Wednesday, June 20, 2007

JCDL 2007 - day 2

This morning Daniel Russell (Uber Tech Lead for Search Quality & User Happiness at Google) gave a fantastic keynote address entitled What Are They Thinking? Searching for the Mind of the Searcher. Daniel spoke about the great amount of research Google does to figure out how users use Google to search. Here are a just few points of interest from Daniel's talk:
  • For North America, the average user performs 9.4 searches a week.
  • 60% of users perform one Google query or less a day.
  • Only 10% of users go to the next page of results.
  • Half of all clicks to the Advanced Search page result in the user abandoning their search, most likely because they are overwhelmed by the Advanced Search interface.
  • Most users look at 3 results before clicking on a result.
  • Many users "teleport"... instead of using Google to make a search (like searching for a flight), they search Google for a website from which they can then make their desired search.
  • The more query terms used in a search, the longer amount of time the user will spend examining the search results.
  • Most people don't have a clue how Google works, and they don't really care. For example, many individuals Google only examines the first couple of lines of text from a page.
After Daniel's talk and a break, I presented my first paper, Factors Affecting Website Reconstruction from the Web Infrastructure. (You can see my slides here). Joan presented after me: Generating Best-Effort Preservation Metadata for Web Resources at Time of Dissemination. Both talks seemed to go really well, and we both got some positive feedback.

This evening I attended the Minute Madness where a representative from each of the demonstrations and posters got a minute to advertise their demo/poster. The poster reception was held immediately afterward, and Marko won top poster again (that punk won top poster last month at WWW07)!
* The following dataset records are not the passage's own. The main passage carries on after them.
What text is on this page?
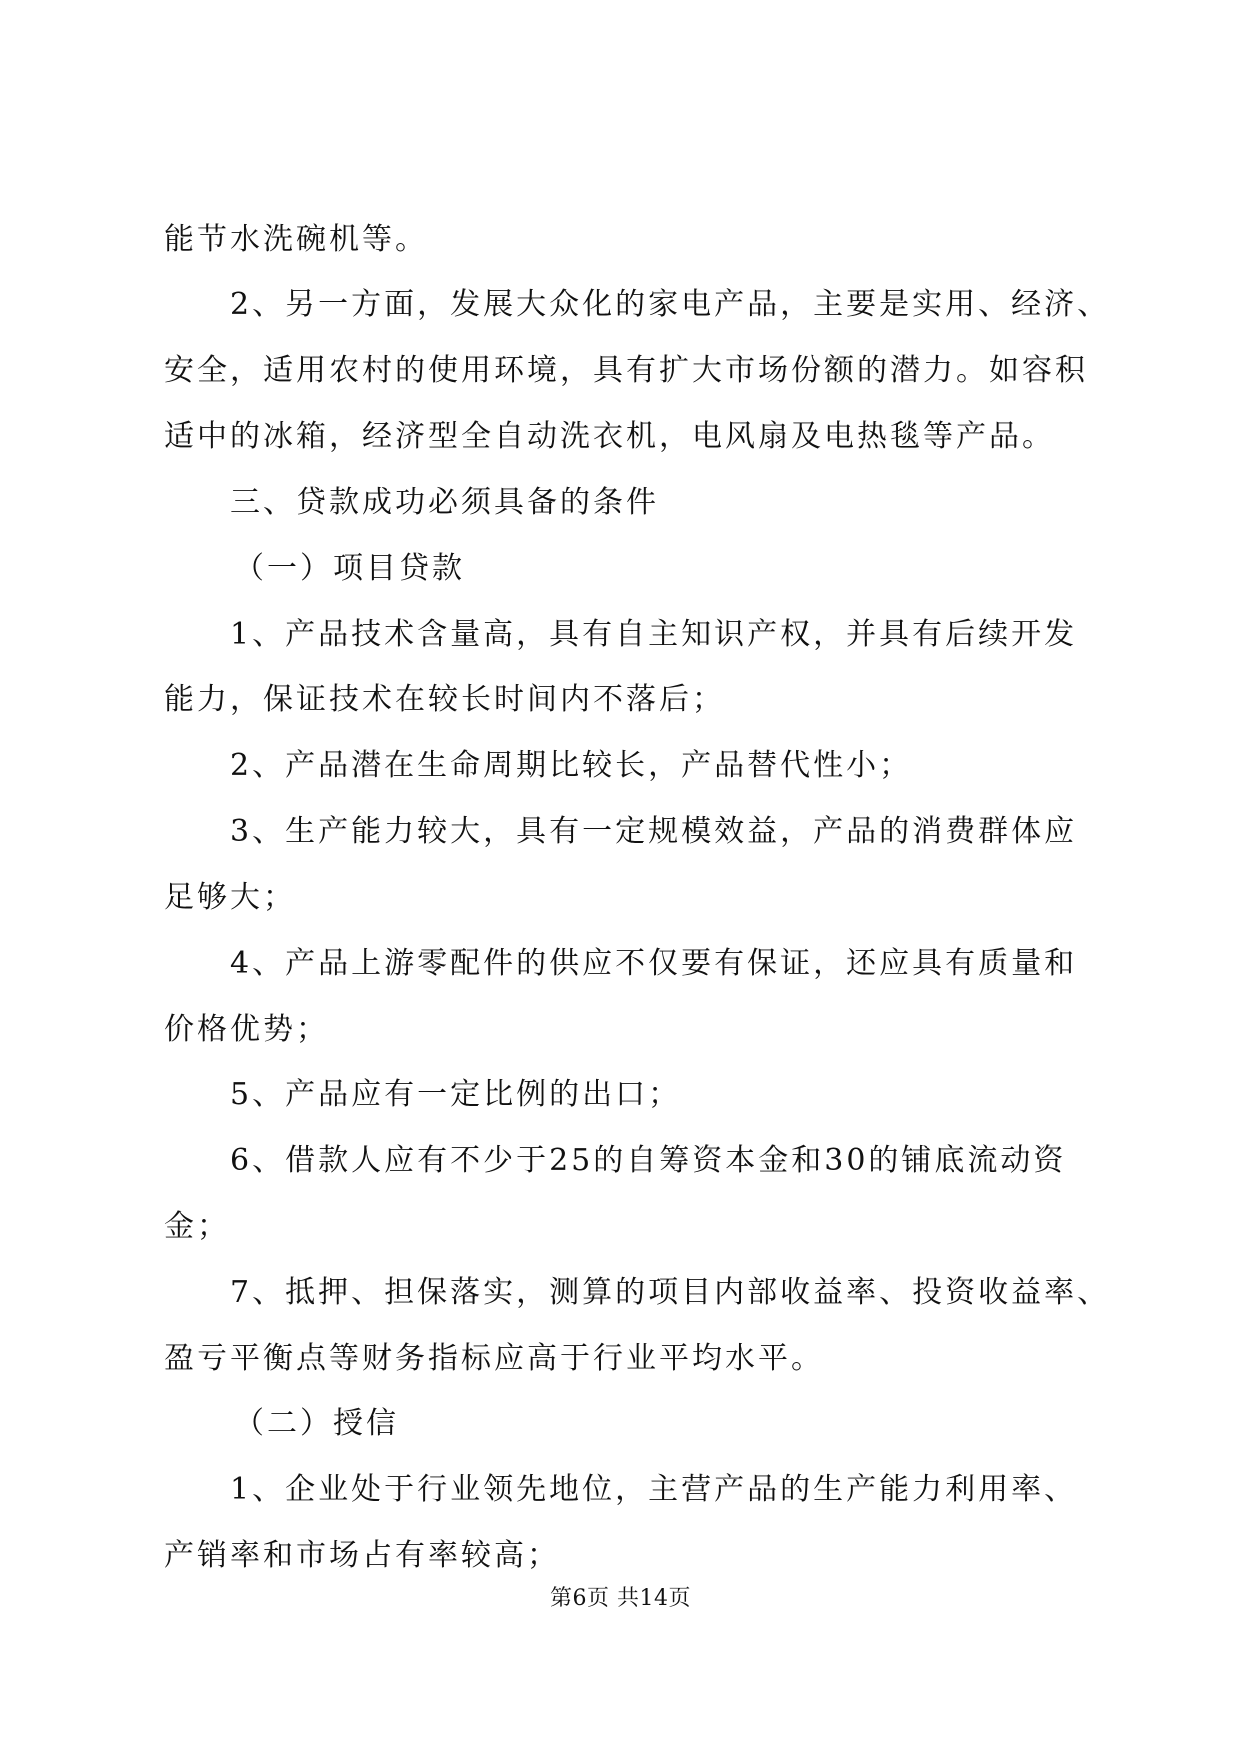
能节水洗碗机等。
2、另一方面，发展大众化的家电产品，主要是实用、经济、
安全，适用农村的使用环境，具有扩大市场份额的潜力。如容积
适中的冰箱，经济型全自动洗衣机，电风扇及电热毯等产品。
三、贷款成功必须具备的条件
（一）项目贷款
1、产品技术含量高，具有自主知识产权，并具有后续开发
能力，保证技术在较长时间内不落后；
2、产品潜在生命周期比较长，产品替代性小；
3、生产能力较大，具有一定规模效益，产品的消费群体应
足够大；
4、产品上游零配件的供应不仅要有保证，还应具有质量和
价格优势；
5、产品应有一定比例的出口；
6、借款人应有不少于25的自筹资本金和30的铺底流动资
金；
7、抵押、担保落实，测算的项目内部收益率、投资收益率、
盈亏平衡点等财务指标应高于行业平均水平。
（二）授信
1、企业处于行业领先地位，主营产品的生产能力利用率、
产销率和市场占有率较高；
第6页 共14页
I think the most interesting poster I saw though was Blogger Perceptions on Digital Preservation, a study conducted by UNC. The researchers performed a survey asking bloggers questions like, "What would happen if your blog suddenly disappeared?" Their work coincides with mine- I recently coauthored a paper where we asked individuals who actually lost their websites questions like "How did losing your website affect you?"